09 April 2019 | Articles
Solid biomass from forests, farms and cities provides a major energy source for heat and power generation, potentially accounting for a ﬁfth of global energy consumption by 2050 amid accelerated adoption of renewables. But wood and crop residues need to be collected from widely dispersed sites and stored for use at the optimal time, and at a cost-effective scale, in district-heating systems, power plants, and combined heat and power plants.
This technology brief from the International Renewable Energy Agency (IRENA) examines the multi-dimensional logistical challenges of establishing a steady supply chain for solid biomass.

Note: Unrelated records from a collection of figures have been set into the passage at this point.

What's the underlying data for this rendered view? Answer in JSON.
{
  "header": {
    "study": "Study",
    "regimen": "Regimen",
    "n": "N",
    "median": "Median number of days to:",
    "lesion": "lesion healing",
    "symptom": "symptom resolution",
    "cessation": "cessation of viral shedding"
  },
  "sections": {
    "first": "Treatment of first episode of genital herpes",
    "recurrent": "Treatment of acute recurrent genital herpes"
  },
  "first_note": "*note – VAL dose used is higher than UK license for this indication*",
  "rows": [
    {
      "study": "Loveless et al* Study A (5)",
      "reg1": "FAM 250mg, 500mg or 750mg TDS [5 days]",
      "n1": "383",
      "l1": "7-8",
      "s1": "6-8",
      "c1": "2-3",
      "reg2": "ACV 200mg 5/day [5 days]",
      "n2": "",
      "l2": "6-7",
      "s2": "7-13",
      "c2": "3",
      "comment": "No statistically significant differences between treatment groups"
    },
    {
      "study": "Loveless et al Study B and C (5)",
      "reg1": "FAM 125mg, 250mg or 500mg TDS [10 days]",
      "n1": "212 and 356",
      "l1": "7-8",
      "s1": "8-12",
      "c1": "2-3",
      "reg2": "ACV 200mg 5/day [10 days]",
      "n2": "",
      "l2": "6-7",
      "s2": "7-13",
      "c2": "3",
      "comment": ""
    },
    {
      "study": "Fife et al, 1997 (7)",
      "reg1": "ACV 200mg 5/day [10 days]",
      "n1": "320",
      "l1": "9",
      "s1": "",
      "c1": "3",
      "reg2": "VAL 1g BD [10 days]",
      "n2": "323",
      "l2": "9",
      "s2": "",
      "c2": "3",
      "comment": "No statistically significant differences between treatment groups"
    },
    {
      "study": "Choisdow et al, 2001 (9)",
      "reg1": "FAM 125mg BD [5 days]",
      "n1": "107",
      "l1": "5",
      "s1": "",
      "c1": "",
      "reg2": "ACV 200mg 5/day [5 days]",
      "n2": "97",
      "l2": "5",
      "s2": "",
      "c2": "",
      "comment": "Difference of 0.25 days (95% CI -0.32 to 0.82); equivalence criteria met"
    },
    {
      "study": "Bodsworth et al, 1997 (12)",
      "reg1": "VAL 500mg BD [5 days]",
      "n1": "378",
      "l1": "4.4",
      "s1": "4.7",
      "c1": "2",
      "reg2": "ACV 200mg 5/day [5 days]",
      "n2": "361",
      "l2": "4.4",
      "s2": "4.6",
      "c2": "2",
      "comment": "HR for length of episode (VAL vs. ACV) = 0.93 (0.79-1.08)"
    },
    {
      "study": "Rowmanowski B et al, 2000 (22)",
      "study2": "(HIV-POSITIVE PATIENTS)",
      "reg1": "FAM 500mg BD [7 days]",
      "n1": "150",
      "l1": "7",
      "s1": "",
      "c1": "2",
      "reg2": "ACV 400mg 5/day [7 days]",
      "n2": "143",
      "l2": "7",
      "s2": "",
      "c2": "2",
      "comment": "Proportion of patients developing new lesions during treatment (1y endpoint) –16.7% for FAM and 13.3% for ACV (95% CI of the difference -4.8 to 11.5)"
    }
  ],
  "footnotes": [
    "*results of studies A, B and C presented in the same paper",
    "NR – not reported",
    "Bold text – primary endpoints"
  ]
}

In many places around the globe, in fact, the challenge has been met. Wood pellets for power generation, for example, with high energy density, low moisture content and sufficient durability, are shipped by sea from Southeast Asia to Japan and from Southwestern Europe to the Netherlands. Straw and food-crop residues are collected to provide village-level heat and power in India. In both cases, an effective supply chain depends of contracts to ensure feedstock at the required quality and cost.
Yet larger quantities of residues remain uncollected, whether from farms around the world or in developed countries with large-scale logging operations in managed forests.
In an increasingly globalised energy and commodity market, the standardisation of biomass feedstocks could serve as the key enabler for solid biomass trade. Feedstock pre-treatment, including drying and densiﬁcation, helps to meet quality standards.
Successive technology briefs have highlighted a wide range of renewable energy solutions. Each brief outlines technical aspects, costs, market potential and barriers, combined with insights for policy makers on how to accelerate the transition to renewables.